感触からして、家のベッドではないようだ。
白いシーツに薄茶色の毛布、白い布団……ほのかなアルコール臭と間仕切りカーテン……おそらくは保健室のベッドの上だろう。
「あれ、わたし……? そうか、教室で意識を失ったのを、誰かが運んで来てくれたんだ?」
ようやく状況が飲み込めたアンナは、自己嫌悪で死にそうになった。
「ああ~……わたしいったい、何やってるんだろう~……」
ひとり勝手に思い悩んで寝不足になって、食事もろくにとってないから空腹で、体のバランスが崩れて熱を発して倒れた。
家で休んでいればよかったのに強がって登校して、みんなに迷惑をかけた。
「呆れられたかな~……たぶん呆れられたよね~……何やってんだと思うわよね~……」
自分が倒れたと聞いたウィルがどんな反応を示すかを考えて、アンナはまた死にそうになった。
頼れる姉的な立ち位置にいたいと思っていたのに、これでは面倒な妹だ。
「ハア~……いったいどんな顔でウィルに会ったらいいのかしら……」
大きなため息をついた──瞬間、当のウィルとバッチリ目が合った。
「え」
「や、やあ」
気まずそうな顔で手を挙げるウィル。
「え、え、え?」
ベッドの脇の椅子に座り、アンナの様子を見守っていたのだろうが……。
「ちょ、ちょ、ちょっと待って! ちょっと待ってね!?」
アンナは慌てた。
慌てて布団をかぶり、真っ赤になった顔を隠した。
(寝顔を見られた? いびきとかかいてなかった? っていうか色々言ってたの全部聞かれてた? え、え? わたし今なに言ってた? 変なこと言ってないよね? 聞かれちゃまずいようなことは何も言ってないわよね?)

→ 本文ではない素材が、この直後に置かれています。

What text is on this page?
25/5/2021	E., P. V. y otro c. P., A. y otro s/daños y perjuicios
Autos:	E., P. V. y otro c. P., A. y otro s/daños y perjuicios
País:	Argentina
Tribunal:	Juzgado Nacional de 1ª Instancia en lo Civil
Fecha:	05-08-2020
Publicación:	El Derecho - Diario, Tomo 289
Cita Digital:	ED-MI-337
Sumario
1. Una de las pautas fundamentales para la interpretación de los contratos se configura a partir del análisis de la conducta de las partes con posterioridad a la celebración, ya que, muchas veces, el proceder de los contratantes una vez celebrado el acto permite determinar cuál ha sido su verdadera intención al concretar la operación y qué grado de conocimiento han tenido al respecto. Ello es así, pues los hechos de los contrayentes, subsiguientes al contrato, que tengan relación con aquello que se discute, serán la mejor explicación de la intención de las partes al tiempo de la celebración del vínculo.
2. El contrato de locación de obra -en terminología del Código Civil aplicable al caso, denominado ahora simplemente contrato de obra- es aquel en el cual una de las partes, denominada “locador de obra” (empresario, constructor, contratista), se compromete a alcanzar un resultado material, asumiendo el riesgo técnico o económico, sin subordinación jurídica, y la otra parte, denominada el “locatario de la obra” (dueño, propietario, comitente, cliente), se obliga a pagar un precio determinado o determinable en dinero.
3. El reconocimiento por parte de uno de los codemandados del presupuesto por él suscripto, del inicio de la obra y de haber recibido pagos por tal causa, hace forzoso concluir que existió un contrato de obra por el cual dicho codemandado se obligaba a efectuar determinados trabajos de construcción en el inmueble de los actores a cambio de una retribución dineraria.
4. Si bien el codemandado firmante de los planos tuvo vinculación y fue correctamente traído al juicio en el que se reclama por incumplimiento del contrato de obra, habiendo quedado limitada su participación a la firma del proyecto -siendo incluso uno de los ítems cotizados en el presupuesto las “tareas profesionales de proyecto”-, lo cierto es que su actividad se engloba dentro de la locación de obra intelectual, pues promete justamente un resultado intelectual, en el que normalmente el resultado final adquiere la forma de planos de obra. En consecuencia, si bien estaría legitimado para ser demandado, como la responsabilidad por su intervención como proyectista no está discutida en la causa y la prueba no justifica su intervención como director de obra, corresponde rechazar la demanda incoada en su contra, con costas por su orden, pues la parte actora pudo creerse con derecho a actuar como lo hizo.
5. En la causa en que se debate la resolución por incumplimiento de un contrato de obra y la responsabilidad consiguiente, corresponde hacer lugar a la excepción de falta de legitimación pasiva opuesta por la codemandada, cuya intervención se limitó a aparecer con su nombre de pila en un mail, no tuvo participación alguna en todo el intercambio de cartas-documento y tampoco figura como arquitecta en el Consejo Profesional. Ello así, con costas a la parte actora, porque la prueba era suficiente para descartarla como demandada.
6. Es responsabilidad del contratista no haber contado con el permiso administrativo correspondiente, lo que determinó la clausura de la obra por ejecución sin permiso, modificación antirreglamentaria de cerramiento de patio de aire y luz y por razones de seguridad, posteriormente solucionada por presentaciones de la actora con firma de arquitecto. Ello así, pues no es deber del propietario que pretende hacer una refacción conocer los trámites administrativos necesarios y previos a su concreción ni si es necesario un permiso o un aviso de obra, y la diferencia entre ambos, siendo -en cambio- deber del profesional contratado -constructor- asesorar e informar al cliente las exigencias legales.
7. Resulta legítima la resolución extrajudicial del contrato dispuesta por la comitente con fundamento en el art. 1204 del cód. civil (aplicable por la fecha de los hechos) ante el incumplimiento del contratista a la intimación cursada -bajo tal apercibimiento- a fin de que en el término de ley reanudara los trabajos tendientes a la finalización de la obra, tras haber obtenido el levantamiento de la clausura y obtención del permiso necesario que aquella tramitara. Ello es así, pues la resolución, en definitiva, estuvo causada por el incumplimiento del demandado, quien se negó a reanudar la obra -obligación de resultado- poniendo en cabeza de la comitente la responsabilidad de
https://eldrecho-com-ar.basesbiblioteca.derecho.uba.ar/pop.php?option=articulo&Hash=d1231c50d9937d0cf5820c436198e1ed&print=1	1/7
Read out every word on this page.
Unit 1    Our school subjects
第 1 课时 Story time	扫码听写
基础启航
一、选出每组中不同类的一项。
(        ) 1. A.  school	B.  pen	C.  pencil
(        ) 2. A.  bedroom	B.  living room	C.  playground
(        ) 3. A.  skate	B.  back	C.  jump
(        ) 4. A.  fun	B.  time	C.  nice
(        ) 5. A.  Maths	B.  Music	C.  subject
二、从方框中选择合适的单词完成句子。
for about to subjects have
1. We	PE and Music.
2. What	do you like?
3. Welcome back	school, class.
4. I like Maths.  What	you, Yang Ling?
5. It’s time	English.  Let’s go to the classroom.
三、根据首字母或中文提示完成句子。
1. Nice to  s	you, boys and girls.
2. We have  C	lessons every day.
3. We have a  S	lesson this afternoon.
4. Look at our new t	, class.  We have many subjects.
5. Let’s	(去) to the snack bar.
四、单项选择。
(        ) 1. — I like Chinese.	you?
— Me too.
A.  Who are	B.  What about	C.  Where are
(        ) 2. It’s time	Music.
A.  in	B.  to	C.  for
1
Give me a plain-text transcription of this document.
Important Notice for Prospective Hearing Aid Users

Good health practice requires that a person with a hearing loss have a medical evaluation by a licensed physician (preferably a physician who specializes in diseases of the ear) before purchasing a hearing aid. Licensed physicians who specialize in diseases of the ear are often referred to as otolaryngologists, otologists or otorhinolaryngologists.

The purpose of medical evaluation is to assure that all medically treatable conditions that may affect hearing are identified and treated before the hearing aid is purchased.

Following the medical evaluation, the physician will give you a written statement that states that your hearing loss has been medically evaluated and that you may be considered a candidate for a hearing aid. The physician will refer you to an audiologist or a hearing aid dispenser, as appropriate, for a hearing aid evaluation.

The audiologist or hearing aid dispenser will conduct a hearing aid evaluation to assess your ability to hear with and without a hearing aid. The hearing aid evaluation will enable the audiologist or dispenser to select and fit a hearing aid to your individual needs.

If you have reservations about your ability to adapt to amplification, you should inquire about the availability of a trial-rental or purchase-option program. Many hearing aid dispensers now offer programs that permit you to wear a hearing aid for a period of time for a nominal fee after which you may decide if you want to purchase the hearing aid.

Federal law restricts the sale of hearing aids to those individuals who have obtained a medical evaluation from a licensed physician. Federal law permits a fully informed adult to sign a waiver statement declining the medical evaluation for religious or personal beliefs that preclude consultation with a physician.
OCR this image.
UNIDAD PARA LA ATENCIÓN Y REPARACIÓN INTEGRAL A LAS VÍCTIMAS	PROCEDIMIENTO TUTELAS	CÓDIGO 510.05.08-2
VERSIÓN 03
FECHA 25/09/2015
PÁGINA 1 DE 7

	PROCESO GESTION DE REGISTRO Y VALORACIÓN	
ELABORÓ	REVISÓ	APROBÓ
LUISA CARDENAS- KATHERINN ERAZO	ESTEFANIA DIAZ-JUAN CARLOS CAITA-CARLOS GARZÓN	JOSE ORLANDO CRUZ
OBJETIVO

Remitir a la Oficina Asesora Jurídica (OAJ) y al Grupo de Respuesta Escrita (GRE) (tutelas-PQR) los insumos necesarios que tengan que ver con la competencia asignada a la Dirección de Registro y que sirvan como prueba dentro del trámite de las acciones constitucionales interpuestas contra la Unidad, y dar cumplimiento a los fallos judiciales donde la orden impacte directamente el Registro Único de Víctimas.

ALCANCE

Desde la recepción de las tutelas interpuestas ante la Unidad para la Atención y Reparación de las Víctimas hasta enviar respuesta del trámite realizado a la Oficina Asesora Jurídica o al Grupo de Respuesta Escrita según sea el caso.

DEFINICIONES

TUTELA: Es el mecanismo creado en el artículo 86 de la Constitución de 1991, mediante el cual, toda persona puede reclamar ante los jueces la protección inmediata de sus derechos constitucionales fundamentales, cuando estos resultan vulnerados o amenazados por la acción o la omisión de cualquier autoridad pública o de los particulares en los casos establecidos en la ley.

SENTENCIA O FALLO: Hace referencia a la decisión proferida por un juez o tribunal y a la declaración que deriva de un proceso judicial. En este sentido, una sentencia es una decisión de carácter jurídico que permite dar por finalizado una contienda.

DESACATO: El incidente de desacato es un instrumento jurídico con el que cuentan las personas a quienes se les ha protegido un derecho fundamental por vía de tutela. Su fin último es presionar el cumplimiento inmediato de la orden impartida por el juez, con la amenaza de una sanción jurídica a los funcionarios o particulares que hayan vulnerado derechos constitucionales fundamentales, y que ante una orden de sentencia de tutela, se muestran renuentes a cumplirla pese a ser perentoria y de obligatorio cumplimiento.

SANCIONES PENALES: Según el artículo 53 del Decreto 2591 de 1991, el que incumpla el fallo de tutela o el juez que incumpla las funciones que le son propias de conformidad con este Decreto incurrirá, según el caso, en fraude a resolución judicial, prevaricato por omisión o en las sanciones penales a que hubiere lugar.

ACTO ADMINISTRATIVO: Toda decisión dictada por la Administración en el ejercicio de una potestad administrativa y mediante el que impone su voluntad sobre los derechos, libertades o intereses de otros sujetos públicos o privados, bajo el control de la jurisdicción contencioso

必死に自分の発言を思い出そうするが、頭はパニック状態。
考えはまとまらず、いたずらに時間だけが過ぎていく。
「ねえアンナ。保健の先生呼ぼうか?」
症状が悪化したと思ったのだろう、ウィルが気づかわしげな声を出す。
「大丈夫! 大丈夫だからちょっと待ってて!」
体のだるさや悪寒はすでに無い。
熱自体はあるのだが、それが精神的動揺からくるものなのか病理的なものなのかがわからない。
「少し待ったら落ち着くから、待っててね!」
「う、うん……」
ウィルを待たせて30秒……1分……2分……。
ようやく落ち着いたアンナは布団を下げ、顔の上半分だけを覗かせた。
「よし、大丈夫。それで? 今って何限目?」
「もう放課後だよ。アンナのとこの病院に連れて行こうかって話もあったんだけど、保健の先生がたぶん大丈夫だろうって」
「うん、そうね。それで正解」
完全なる自業自得で、しかもこの程度の症状でお医者にかかるのは、さすがに気まずい。
しかもそのお医者は自分の父だし。
そしてそうか、ウィルは自分を連れて帰ろうと思って待ってくれていたのか。
やっぱり優しいなあと、アンナがほっこりしていると……。
「ね、けっきょくなんだったの? 風邪とか?」
「……寝不足」
ぼそり、つぶやくようにしてアンナは言った。
「え?」
「寝不足から来る発熱よ、悪い?」
「い、いや、悪くはないけど……」
「い、いいでしょたまには! それよりあんたのほうはどうだったのよ! 上手く渡せたの!?」
あまりにも理由がアホすぎるので、アンナは声を荒げて誤魔化した。
「うんまあ……」
「テレーゼはなんて言ってた? 喜んでた?」
「うん、それがね、もうものすごくて……」
ウィルの話によると、プレゼントを手渡した瞬間テレーゼは泣き出したのだという。
愛弟子から贈り物をされるという経験の尊さに感極まって、号泣したのだという。
「『36年生きて来た中で最高のプレゼントよ!』とか言って、ちょっと意味はわかんなかったんだけど……」
「まだ16歳なのにね。3と1を言い間違えることとかある? まあその辺のわけわかんなさがテレーゼのテレーゼたるゆえんというか……」
「うん。でも、喜んでくれた。顔を真っ赤にして、ボロボロ泣いて……ありがとう、ありがとうって。ホントに贈って良かったよ。ありがとね、アンナ」
「……ま、まあよかったんじゃない?」
素直な感謝を口にされたことで照れくさくなり、アンナは布団を目元まで引き上げた。
「それで、それ以外のことは?」
「……それ以外?」
はて、とばかりに小首を傾げるウィル。
(あ、そうか。こいつってお子様だから、プレゼントを渡すついでに告白ってところまでは考えてないんだ。テレーゼの歓心を買うためにプレゼントをするっていう発想で止まってるんだ)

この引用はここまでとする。